Thread 1.4 Makes Smart Home Setup Easier for Everyone
The Thread Group released Thread 1.4 in September 2024, publishing both a detailed explanation and the full technical specification on its website. This is the biggest update to Thread in several years, and it arrives at a specific moment: smart home devices are moving from small test projects into real buildings and apartments where companies need to set up dozens or hundreds of devices at once.
The main new feature is called TCAT — Thread Commissioning Actions and Traffic. Think of commissioning as the process of introducing a new device to your network and telling it the password and settings it needs to work. Right now, that typically happens through a QR code you scan with your phone, or by punching in a PIN number by hand. Those methods work fine if you are setting up a few devices in your home. But if you are an apartment building or hotel trying to set up 200 smart locks and light switches, doing it one by one by hand is not realistic. TCAT provides a way to set up large numbers of devices quickly and securely, all at once.
How Thread Networks Work
Thread devices form a mesh network — think of it like a relay race where devices pass messages to each other instead of all running back to a central hub. If one device fails, the others route around it. This design means Thread networks are more reliable and can cover larger spaces without dead zones. Responses also happen faster, which matters when you tell a light to turn on and expect it to happen almost immediately.

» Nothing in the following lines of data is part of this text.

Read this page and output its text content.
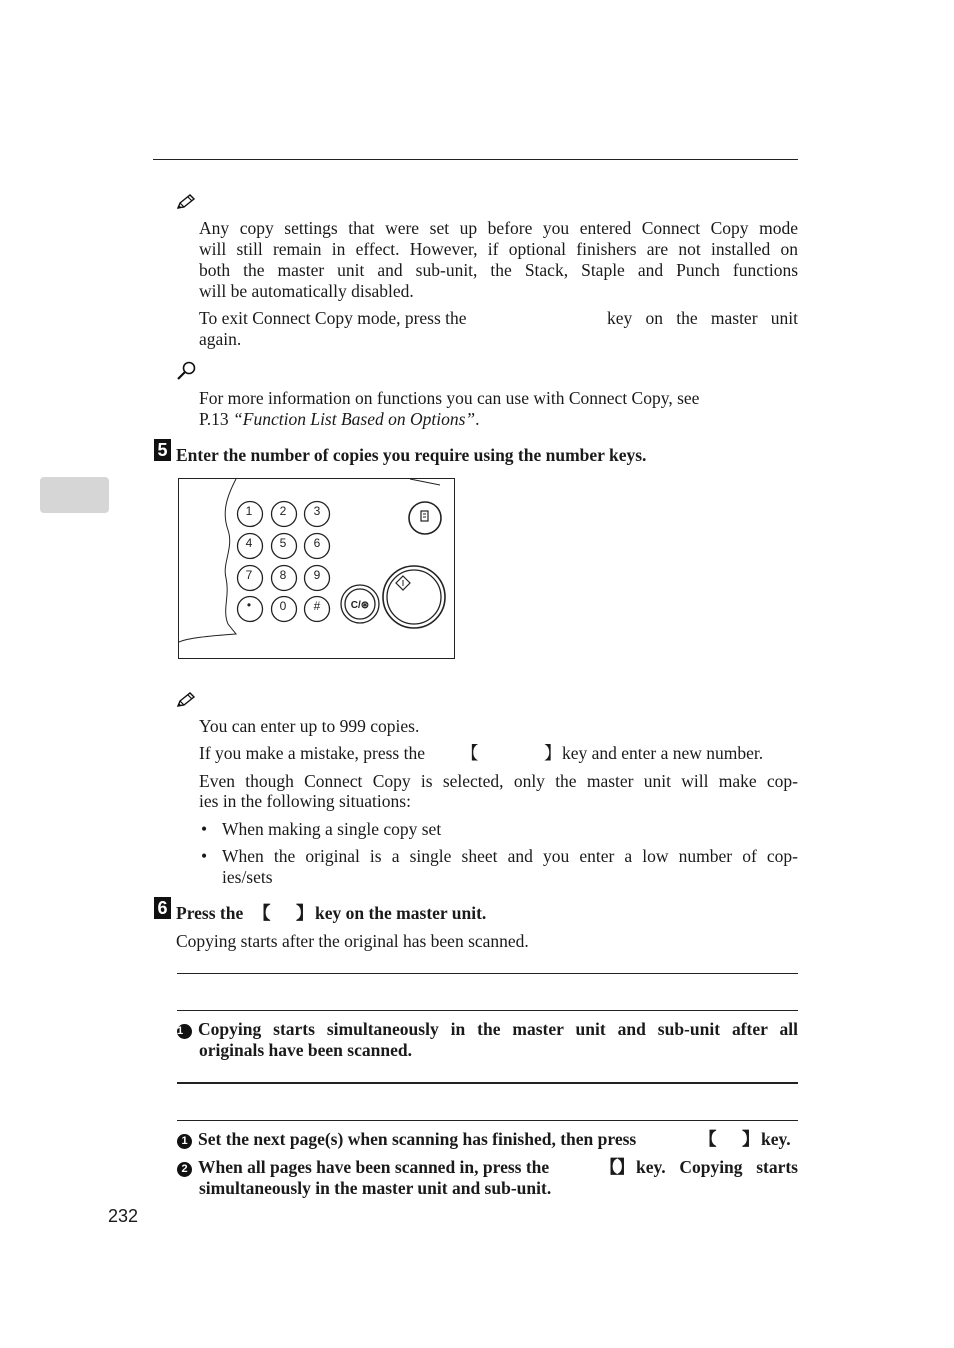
Any copy settings that were set up before you entered Connect Copy mode
will still remain in effect. However, if optional finishers are not installed on
both the master unit and sub-unit, the Stack, Staple and Punch functions
will be automatically disabled.
To exit Connect Copy mode, press the	key on the master unit
again.
For more information on functions you can use with Connect Copy, see
P.13 “Function List Based on Options”.
5 Enter the number of copies you require using the number keys.
1 2 3
4 5 6
7 8 9
• 0 #	C/⊛
You can enter up to 999 copies.
If you make a mistake, press the 【	】 key and enter a new number.
Even though Connect Copy is selected, only the master unit will make cop-
ies in the following situations:
• When making a single copy set
• When the original is a single sheet and you enter a low number of cop-
ies/sets
6 Press the 【 】 key on the master unit.
Copying starts after the original has been scanned.
1 Copying starts simultaneously in the master unit and sub-unit after all
originals have been scanned.
1 Set the next page(s) when scanning has finished, then press	【 】 key.
2 When all pages have been scanned in, press the	【 】 key. Copying starts
simultaneously in the master unit and sub-unit.
232
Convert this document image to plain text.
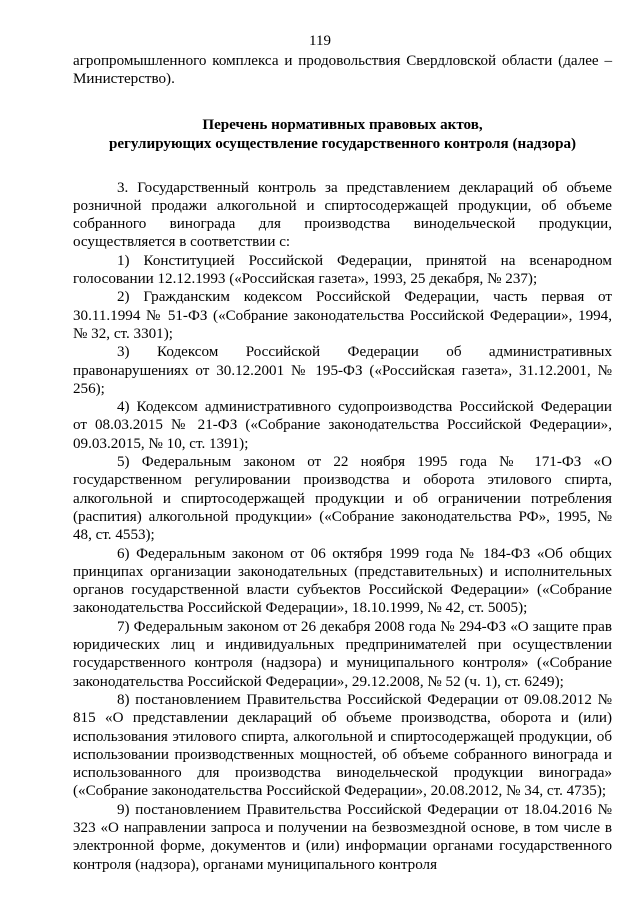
119

агропромышленного комплекса и продовольствия Свердловской области (далее – Министерство).

Перечень нормативных правовых актов,
регулирующих осуществление государственного контроля (надзора)

3. Государственный контроль за представлением деклараций об объеме розничной продажи алкогольной и спиртосодержащей продукции, об объеме собранного винограда для производства винодельческой продукции, осуществляется в соответствии с:

1) Конституцией Российской Федерации, принятой на всенародном голосовании 12.12.1993 («Российская газета», 1993, 25 декабря, № 237);

2) Гражданским кодексом Российской Федерации, часть первая от 30.11.1994 № 51-ФЗ («Собрание законодательства Российской Федерации», 1994, № 32, ст. 3301);

3) Кодексом Российской Федерации об административных правонарушениях от 30.12.2001 № 195-ФЗ («Российская газета», 31.12.2001, № 256);

4) Кодексом административного судопроизводства Российской Федерации от 08.03.2015 № 21-ФЗ («Собрание законодательства Российской Федерации», 09.03.2015, № 10, ст. 1391);

5) Федеральным законом от 22 ноября 1995 года № 171-ФЗ «О государственном регулировании производства и оборота этилового спирта, алкогольной и спиртосодержащей продукции и об ограничении потребления (распития) алкогольной продукции» («Собрание законодательства РФ», 1995, № 48, ст. 4553);

6) Федеральным законом от 06 октября 1999 года № 184-ФЗ «Об общих принципах организации законодательных (представительных) и исполнительных органов государственной власти субъектов Российской Федерации» («Собрание законодательства Российской Федерации», 18.10.1999, № 42, ст. 5005);

7) Федеральным законом от 26 декабря 2008 года № 294-ФЗ «О защите прав юридических лиц и индивидуальных предпринимателей при осуществлении государственного контроля (надзора) и муниципального контроля» («Собрание законодательства Российской Федерации», 29.12.2008, № 52 (ч. 1), ст. 6249);

8) постановлением Правительства Российской Федерации от 09.08.2012 № 815 «О представлении деклараций об объеме производства, оборота и (или) использования этилового спирта, алкогольной и спиртосодержащей продукции, об использовании производственных мощностей, об объеме собранного винограда и использованного для производства винодельческой продукции винограда» («Собрание законодательства Российской Федерации», 20.08.2012, № 34, ст. 4735);

9) постановлением Правительства Российской Федерации от 18.04.2016 № 323 «О направлении запроса и получении на безвозмездной основе, в том числе в электронной форме, документов и (или) информации органами государственного контроля (надзора), органами муниципального контроля
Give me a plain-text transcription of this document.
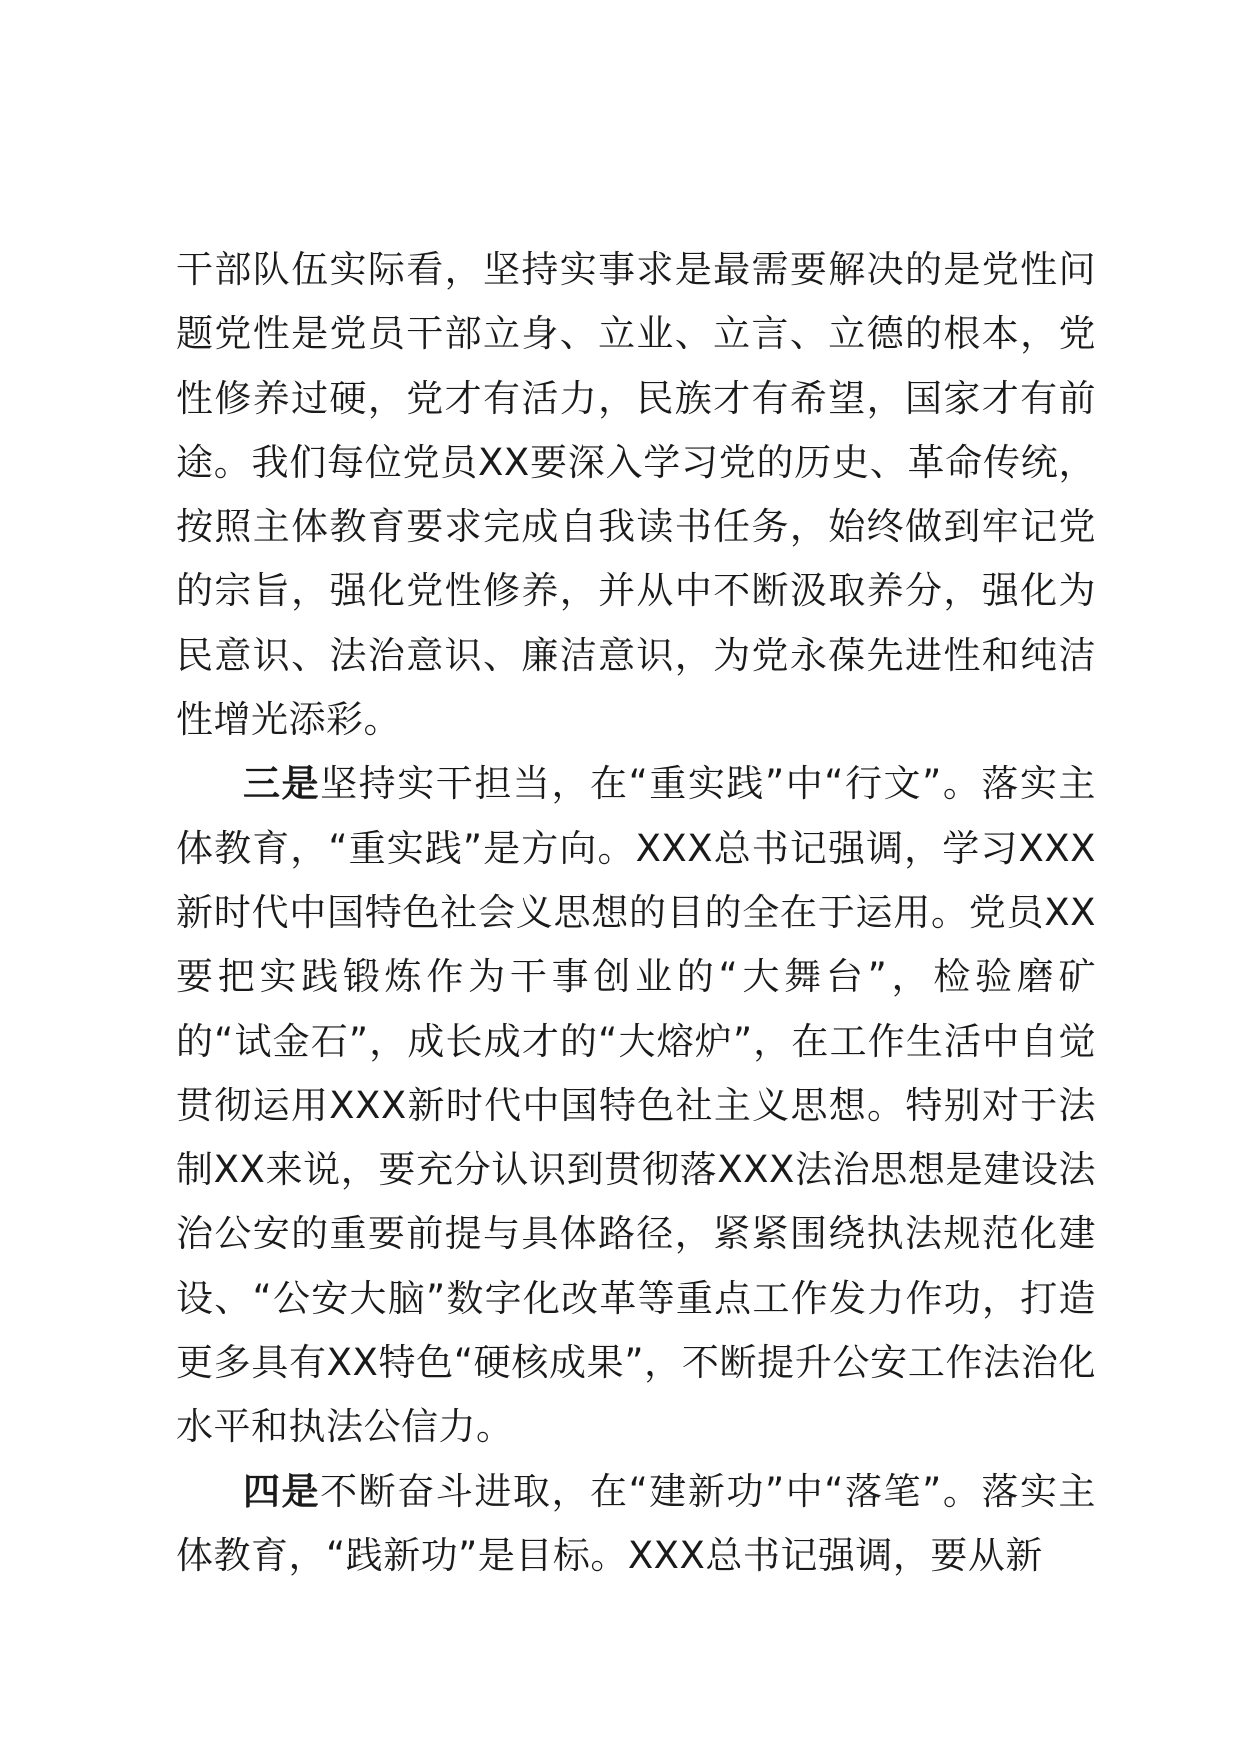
干部队伍实际看，坚持实事求是最需要解决的是党性问题党性是党员干部立身、立业、立言、立德的根本，党性修养过硬，党才有活力，民族才有希望，国家才有前途。我们每位党员XX要深入学习党的历史、革命传统，按照主体教育要求完成自我读书任务，始终做到牢记党的宗旨，强化党性修养，并从中不断汲取养分，强化为民意识、法治意识、廉洁意识，为党永葆先进性和纯洁性增光添彩。

三是坚持实干担当，在“重实践”中“行文”。落实主体教育，“重实践”是方向。XXX总书记强调，学习XXX新时代中国特色社会义思想的目的全在于运用。党员XX要把实践锻炼作为干事创业的“大舞台”，检验磨矿的“试金石”，成长成才的“大熔炉”，在工作生活中自觉贯彻运用XXX新时代中国特色社主义思想。特别对于法制XX来说，要充分认识到贯彻落XXX法治思想是建设法治公安的重要前提与具体路径，紧紧围绕执法规范化建设、“公安大脑”数字化改革等重点工作发力作功，打造更多具有XX特色“硬核成果”，不断提升公安工作法治化水平和执法公信力。

四是不断奋斗进取，在“建新功”中“落笔”。落实主体教育，“践新功”是目标。XXX总书记强调，要从新
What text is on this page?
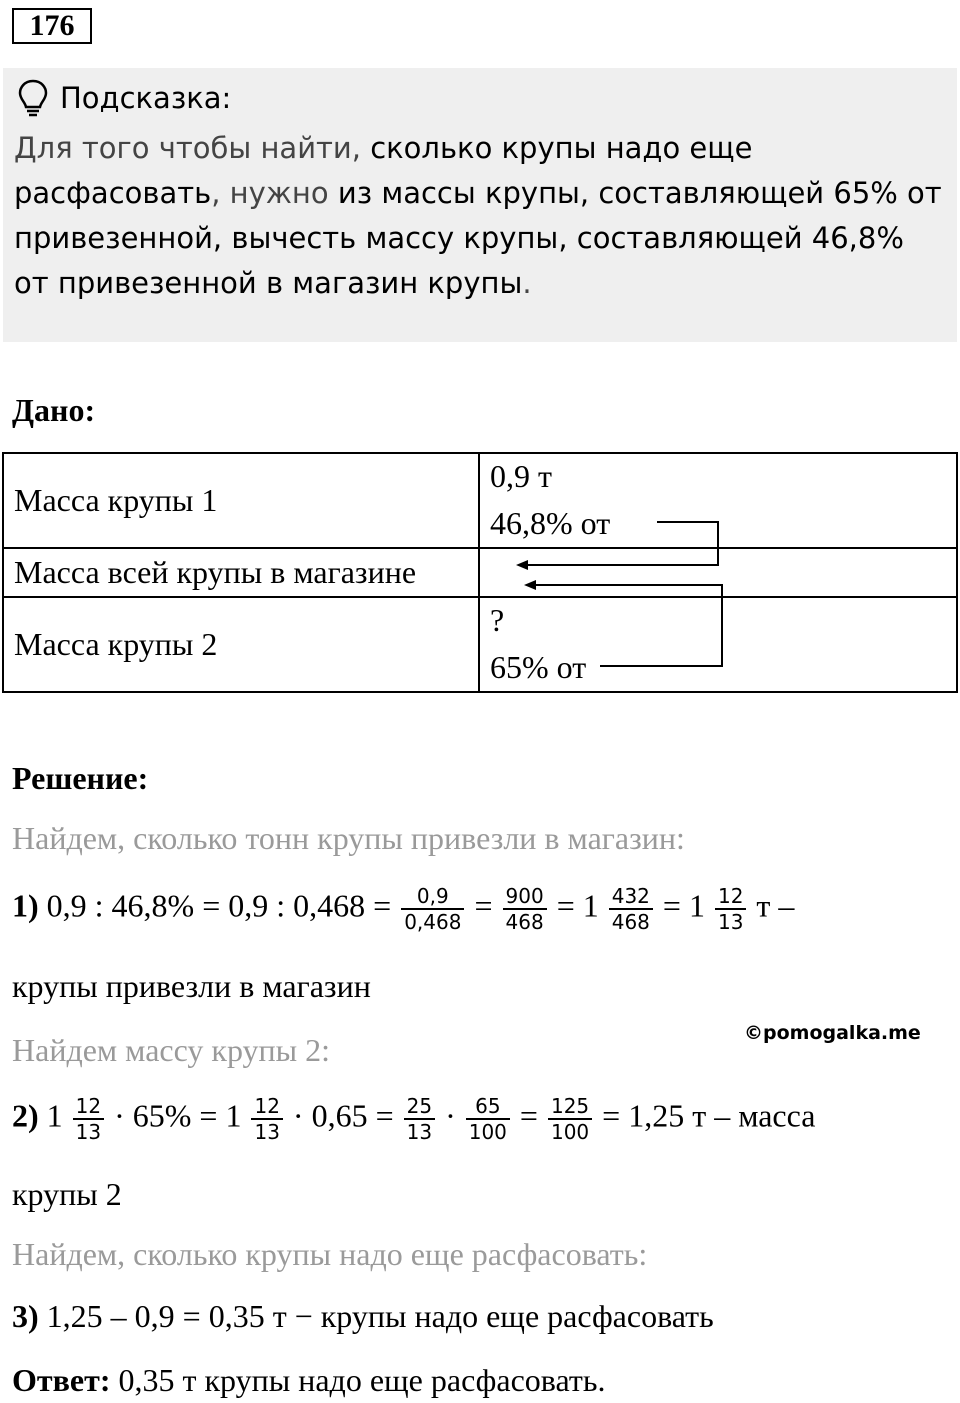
176
Подсказка:
Для того чтобы найти, сколько крупы надо еще расфасовать, нужно из массы крупы, составляющей 65% от привезенной, вычесть массу крупы, составляющей 46,8% от привезенной в магазин крупы.
Дано:
Масса крупы 1
0,9 т
46,8% от
Масса всей крупы в магазине
Масса крупы 2
?
65% от
Решение:
Найдем, сколько тонн крупы привезли в магазин:
1) 0,9 : 46,8% = 0,9 : $0,468 = \frac{0,9}{0,468} = \frac{900}{468} = 1 \frac{432}{468} = 1 \frac{12}{13}$ т –
крупы привезли в магазин
©pomogalka.me
Найдем массу крупы 2:
2) $1 \frac{12}{13} \cdot 65\% = 1 \frac{12}{13} \cdot 0,65 = \frac{25}{13} \cdot \frac{65}{100} = \frac{125}{100} = 1,25$ т – масса
крупы 2
Найдем, сколько крупы надо еще расфасовать:
3) 1,25 – 0,9 = 0,35 т − крупы надо еще расфасовать
Ответ: 0,35 т крупы надо еще расфасовать.
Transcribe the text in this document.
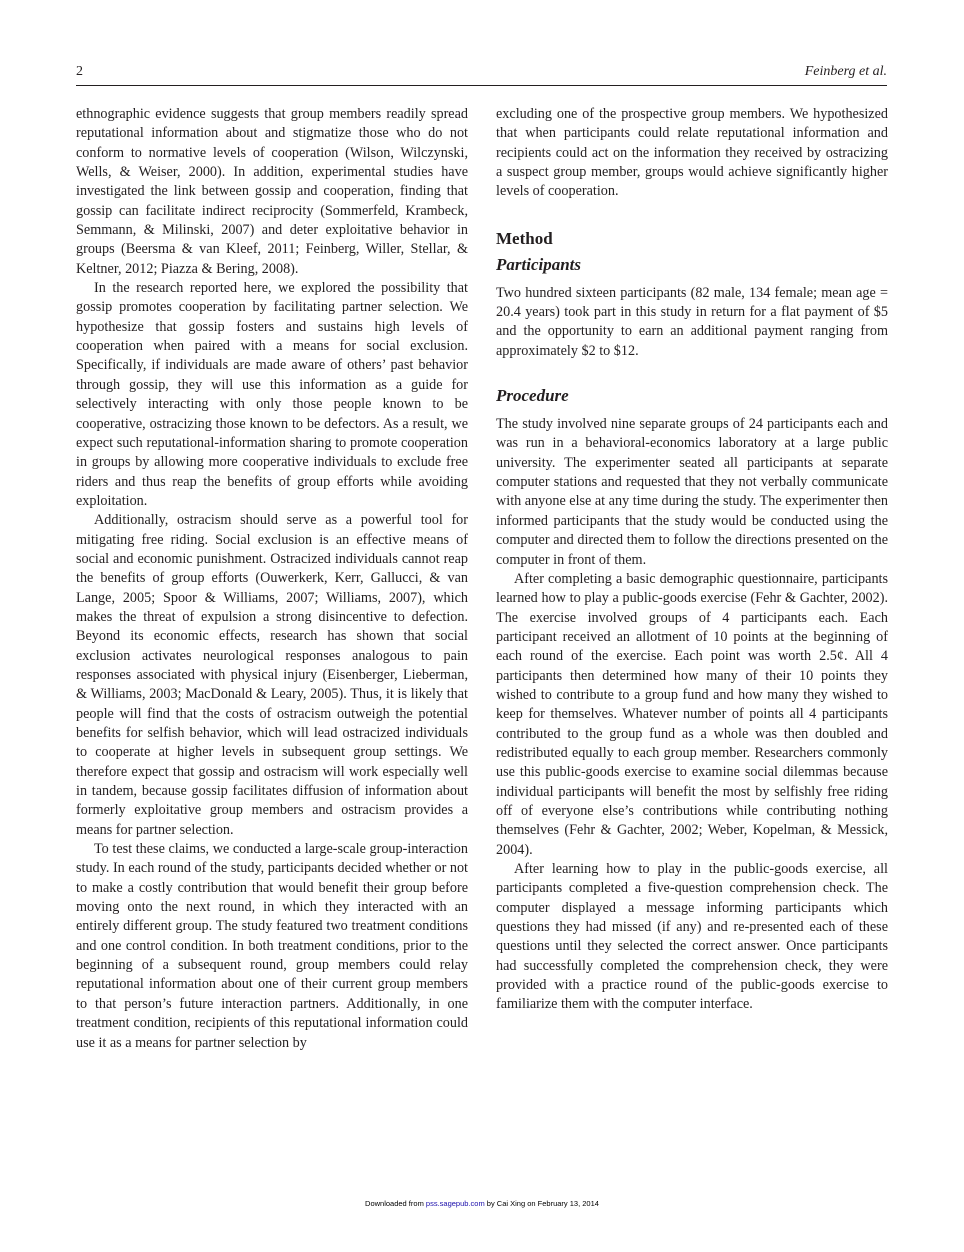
2	Feinberg et al.

ethnographic evidence suggests that group members readily spread reputational information about and stigmatize those who do not conform to normative levels of cooperation (Wilson, Wilczynski, Wells, & Weiser, 2000). In addition, experimental studies have investigated the link between gossip and cooperation, finding that gossip can facilitate indirect reciprocity (Sommerfeld, Krambeck, Semmann, & Milinski, 2007) and deter exploitative behavior in groups (Beersma & van Kleef, 2011; Feinberg, Willer, Stellar, & Keltner, 2012; Piazza & Bering, 2008).

In the research reported here, we explored the possibility that gossip promotes cooperation by facilitating partner selection. We hypothesize that gossip fosters and sustains high levels of cooperation when paired with a means for social exclusion. Specifically, if individuals are made aware of others’ past behavior through gossip, they will use this information as a guide for selectively interacting with only those people known to be cooperative, ostracizing those known to be defectors. As a result, we expect such reputational-information sharing to promote cooperation in groups by allowing more cooperative individuals to exclude free riders and thus reap the benefits of group efforts while avoiding exploitation.

Additionally, ostracism should serve as a powerful tool for mitigating free riding. Social exclusion is an effective means of social and economic punishment. Ostracized individuals cannot reap the benefits of group efforts (Ouwerkerk, Kerr, Gallucci, & van Lange, 2005; Spoor & Williams, 2007; Williams, 2007), which makes the threat of expulsion a strong disincentive to defection. Beyond its economic effects, research has shown that social exclusion activates neurological responses analogous to pain responses associated with physical injury (Eisenberger, Lieberman, & Williams, 2003; MacDonald & Leary, 2005). Thus, it is likely that people will find that the costs of ostracism outweigh the potential benefits for selfish behavior, which will lead ostracized individuals to cooperate at higher levels in subsequent group settings. We therefore expect that gossip and ostracism will work especially well in tandem, because gossip facilitates diffusion of information about formerly exploitative group members and ostracism provides a means for partner selection.

To test these claims, we conducted a large-scale group-interaction study. In each round of the study, participants decided whether or not to make a costly contribution that would benefit their group before moving onto the next round, in which they interacted with an entirely different group. The study featured two treatment conditions and one control condition. In both treatment conditions, prior to the beginning of a subsequent round, group members could relay reputational information about one of their current group members to that person’s future interaction partners. Additionally, in one treatment condition, recipients of this reputational information could use it as a means for partner selection by

excluding one of the prospective group members. We hypothesized that when participants could relate reputational information and recipients could act on the information they received by ostracizing a suspect group member, groups would achieve significantly higher levels of cooperation.

Method
Participants

Two hundred sixteen participants (82 male, 134 female; mean age = 20.4 years) took part in this study in return for a flat payment of $5 and the opportunity to earn an additional payment ranging from approximately $2 to $12.

Procedure

The study involved nine separate groups of 24 participants each and was run in a behavioral-economics laboratory at a large public university. The experimenter seated all participants at separate computer stations and requested that they not verbally communicate with anyone else at any time during the study. The experimenter then informed participants that the study would be conducted using the computer and directed them to follow the directions presented on the computer in front of them.

After completing a basic demographic questionnaire, participants learned how to play a public-goods exercise (Fehr & Gachter, 2002). The exercise involved groups of 4 participants each. Each participant received an allotment of 10 points at the beginning of each round of the exercise. Each point was worth 2.5¢. All 4 participants then determined how many of their 10 points they wished to contribute to a group fund and how many they wished to keep for themselves. Whatever number of points all 4 participants contributed to the group fund as a whole was then doubled and redistributed equally to each group member. Researchers commonly use this public-goods exercise to examine social dilemmas because individual participants will benefit the most by selfishly free riding off of everyone else’s contributions while contributing nothing themselves (Fehr & Gachter, 2002; Weber, Kopelman, & Messick, 2004).

After learning how to play in the public-goods exercise, all participants completed a five-question comprehension check. The computer displayed a message informing participants which questions they had missed (if any) and re-presented each of these questions until they selected the correct answer. Once participants had successfully completed the comprehension check, they were provided with a practice round of the public-goods exercise to familiarize them with the computer interface.

Downloaded from pss.sagepub.com by Cai Xing on February 13, 2014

Every Thread network needs at least one border router: a device that connects the Thread mesh to the regular internet, like a bridge between two neighborhoods. One example you may already own is the Google TV Streamer (4K), which has a Thread border router built in. So if you have one of those devices at home, you already have part of the infrastructure in place for a Thread network. Other companies, including Amazon and Apple, have put border routers into their smart speakers and hubs for the same reason.
Why the Timing Matters
Matter is the new standard for smart home devices. The first Matter devices arrived in late 2022, and by now there are hundreds of certified products you can buy — lights, thermostats, door locks, and more. At that scale, the old way of setting up devices one by one has become a real problem for businesses. Thread 1.4 and its TCAT feature are designed to solve that problem.
The current technology question is how fast chip makers like Nordic Semiconductor will build TCAT into the firmware that runs on smart home devices. A few companies have already started, which gives a hint about where the industry is heading.
The broader context here is that Thread 1.4 is being released as a fully public specification. In the past, technical standards were sometimes kept secret or locked behind paywalls, which made it hard for smaller companies to build products that used them. A public specification removes that barrier and makes it more likely that companies across the industry will adopt the standard quickly.
Lessons From the Past
If you have been paying attention to smart home technology over the past 15 years, you know that past efforts have often failed because different companies used different, incompatible standards. Thread combined with Matter is set up differently. Thread handles the network part, Matter handles the application part, and both are guided by organizations that include many different companies rather than being controlled by one manufacturer.
We have seen this work before with Wi-Fi. In the early 2000s, wireless networks used many competing, incompatible standards until Wi-Fi became common enough that prices dropped and it simply made sense for everyone to use the same thing. Thread is attempting something similar for low-power mesh networks in smart buildings and homes.
The real test of whether Thread 1.4 will matter is not what the white paper says, but whether chip companies actually ship products using it over the next year or two. If TCAT becomes standard in new devices by the end of 2026, the bottleneck that currently makes it hard to set up large numbers of smart devices will start to ease. That is the milestone worth watching.